Kora im Buddhismus: Die Magie des rituellen Umrundens der Boudha Stupa
Das pulsierende Herz des tibetischen Buddhismus in Kathmandu: Blick auf die mächtige weiße Kuppel der Boudha Stupa, umgeben von Gebetsfahnen und dem täglichen Strom der Pilger. | Foto: © Janine Beck
Die Boudha Stupa (auch bekannt als Boudhanath-Stupa) in Kathmandu ist eine der bedeutendsten spirituellen Stätten und Pilgerziele des tibetischen Buddhismus weltweit. Gemeinsam mit der berühmten Tempelanlage Swayambhunath gehört dieses imposante Bauwerk seit 1979 zum UNESCO-Weltkulturerbe. Doch was macht diesen Ort so magisch und welche Rituale prägen den Alltag der Menschen vor Ort?
📿 Was ist eine Kora im Buddhismus?
Eine Kora (tibetisch: སྐོར་ར།, Wylie: skor ra, für „Umrundung“ oder „Kreislauf“) ist eine rituelle Pilger- und Meditationspraxis im tibetischen Buddhismus. Gläubige umrunden dabei heilige Objekte wie Stupas, Tempel, Klöster oder heilige Berge (z. B. den Berg Kailash) stets im Uhrzeigersinn.

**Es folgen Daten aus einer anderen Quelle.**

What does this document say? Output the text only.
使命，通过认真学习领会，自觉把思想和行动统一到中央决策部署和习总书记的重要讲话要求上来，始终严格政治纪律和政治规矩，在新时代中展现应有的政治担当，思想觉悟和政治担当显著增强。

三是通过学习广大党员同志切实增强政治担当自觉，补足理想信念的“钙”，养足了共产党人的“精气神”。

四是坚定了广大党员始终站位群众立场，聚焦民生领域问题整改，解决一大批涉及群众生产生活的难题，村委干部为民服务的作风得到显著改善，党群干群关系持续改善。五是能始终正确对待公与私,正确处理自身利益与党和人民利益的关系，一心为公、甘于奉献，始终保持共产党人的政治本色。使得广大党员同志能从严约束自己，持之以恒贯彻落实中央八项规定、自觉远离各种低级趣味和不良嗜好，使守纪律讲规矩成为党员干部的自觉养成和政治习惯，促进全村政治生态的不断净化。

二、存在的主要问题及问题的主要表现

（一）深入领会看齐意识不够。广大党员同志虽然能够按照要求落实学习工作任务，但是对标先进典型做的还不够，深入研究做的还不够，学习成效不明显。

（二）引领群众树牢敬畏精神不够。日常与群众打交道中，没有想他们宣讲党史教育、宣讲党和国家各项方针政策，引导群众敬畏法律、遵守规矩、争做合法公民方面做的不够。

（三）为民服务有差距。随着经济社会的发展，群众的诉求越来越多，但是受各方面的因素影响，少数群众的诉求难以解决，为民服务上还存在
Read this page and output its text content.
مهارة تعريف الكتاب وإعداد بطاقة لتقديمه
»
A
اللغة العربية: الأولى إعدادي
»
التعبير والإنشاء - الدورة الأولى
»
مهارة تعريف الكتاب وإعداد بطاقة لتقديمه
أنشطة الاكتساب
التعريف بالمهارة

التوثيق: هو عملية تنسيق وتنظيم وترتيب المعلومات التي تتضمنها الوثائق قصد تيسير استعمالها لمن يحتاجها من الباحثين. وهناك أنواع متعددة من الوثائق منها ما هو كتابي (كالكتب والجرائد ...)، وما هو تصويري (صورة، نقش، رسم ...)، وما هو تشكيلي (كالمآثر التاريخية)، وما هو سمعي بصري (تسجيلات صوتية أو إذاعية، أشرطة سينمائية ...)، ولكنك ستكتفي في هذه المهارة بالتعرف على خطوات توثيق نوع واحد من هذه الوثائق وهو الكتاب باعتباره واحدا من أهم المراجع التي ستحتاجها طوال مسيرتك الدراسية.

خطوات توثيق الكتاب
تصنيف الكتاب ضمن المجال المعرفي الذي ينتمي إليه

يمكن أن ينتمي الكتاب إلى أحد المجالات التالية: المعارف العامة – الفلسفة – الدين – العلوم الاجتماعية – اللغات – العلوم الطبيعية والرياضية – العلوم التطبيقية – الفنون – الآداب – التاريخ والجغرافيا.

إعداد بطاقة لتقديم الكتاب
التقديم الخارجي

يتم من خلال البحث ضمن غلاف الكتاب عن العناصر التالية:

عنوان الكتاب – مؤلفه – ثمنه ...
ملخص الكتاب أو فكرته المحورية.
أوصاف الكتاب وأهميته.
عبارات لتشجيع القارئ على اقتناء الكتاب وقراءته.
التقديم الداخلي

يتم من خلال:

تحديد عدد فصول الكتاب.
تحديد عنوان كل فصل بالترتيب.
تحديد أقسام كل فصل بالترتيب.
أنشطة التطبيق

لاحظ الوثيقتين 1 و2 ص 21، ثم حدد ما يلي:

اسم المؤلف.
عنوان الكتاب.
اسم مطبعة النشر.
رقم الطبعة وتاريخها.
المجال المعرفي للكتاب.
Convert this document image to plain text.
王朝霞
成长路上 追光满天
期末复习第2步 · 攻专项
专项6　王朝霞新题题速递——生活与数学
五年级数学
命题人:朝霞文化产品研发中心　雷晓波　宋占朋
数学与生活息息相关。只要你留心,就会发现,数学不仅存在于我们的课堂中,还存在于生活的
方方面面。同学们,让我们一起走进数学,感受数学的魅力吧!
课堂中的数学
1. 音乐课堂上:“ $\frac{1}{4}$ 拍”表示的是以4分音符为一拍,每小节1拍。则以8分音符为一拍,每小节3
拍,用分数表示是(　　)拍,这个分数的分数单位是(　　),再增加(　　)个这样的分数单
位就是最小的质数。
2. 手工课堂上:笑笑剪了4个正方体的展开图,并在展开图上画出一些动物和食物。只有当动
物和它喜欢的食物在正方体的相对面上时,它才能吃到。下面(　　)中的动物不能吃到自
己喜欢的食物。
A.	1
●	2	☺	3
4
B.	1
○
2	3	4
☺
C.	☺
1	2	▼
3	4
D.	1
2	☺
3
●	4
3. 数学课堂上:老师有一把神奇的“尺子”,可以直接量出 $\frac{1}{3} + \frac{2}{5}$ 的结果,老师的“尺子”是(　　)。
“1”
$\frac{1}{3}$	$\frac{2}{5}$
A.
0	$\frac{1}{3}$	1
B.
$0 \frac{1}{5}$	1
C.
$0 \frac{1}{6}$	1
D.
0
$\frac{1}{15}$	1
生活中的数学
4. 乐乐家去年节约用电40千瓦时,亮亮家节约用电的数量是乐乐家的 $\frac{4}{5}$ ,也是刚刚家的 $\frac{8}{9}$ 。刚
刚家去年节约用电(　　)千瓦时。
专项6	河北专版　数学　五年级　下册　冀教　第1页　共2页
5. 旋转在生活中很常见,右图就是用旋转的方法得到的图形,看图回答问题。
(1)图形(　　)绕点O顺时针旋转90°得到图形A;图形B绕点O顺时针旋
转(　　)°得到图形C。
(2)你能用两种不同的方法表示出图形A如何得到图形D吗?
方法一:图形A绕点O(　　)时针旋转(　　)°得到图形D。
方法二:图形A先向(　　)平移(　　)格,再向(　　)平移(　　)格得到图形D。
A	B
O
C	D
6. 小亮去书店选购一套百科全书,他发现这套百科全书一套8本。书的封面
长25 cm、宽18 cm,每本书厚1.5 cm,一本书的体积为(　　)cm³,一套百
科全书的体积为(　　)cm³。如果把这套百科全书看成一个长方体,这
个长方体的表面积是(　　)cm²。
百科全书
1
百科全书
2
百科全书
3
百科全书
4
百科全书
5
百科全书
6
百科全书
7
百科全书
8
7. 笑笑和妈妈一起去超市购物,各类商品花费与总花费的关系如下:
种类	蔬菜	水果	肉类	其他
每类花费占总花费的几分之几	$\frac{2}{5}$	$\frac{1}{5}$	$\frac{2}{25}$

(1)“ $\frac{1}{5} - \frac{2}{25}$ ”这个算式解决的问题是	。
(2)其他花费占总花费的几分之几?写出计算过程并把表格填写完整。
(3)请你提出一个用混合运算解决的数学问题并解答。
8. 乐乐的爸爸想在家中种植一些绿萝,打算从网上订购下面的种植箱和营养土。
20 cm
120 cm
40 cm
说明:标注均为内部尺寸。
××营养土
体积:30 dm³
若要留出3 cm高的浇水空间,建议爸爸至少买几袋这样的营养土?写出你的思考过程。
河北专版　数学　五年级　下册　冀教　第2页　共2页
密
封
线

Ziel des Rituals ist es, negatives Karma zu reinigen, spirituelle Verdienste (punya) anzuhäufen und ein tieferes Verständnis der buddhistischen Lehre (Dharma) zu erlangen.
Runden, Rituale und Reflexionen
Vor ein paar Tagen schrieb uns Pema, eine unserer Teilnehmerinnen in Nepal, dass sie am frühen Morgen viele Koras um die Boudha Stupa gelaufen ist. Weißt du spontan, was das bedeutet?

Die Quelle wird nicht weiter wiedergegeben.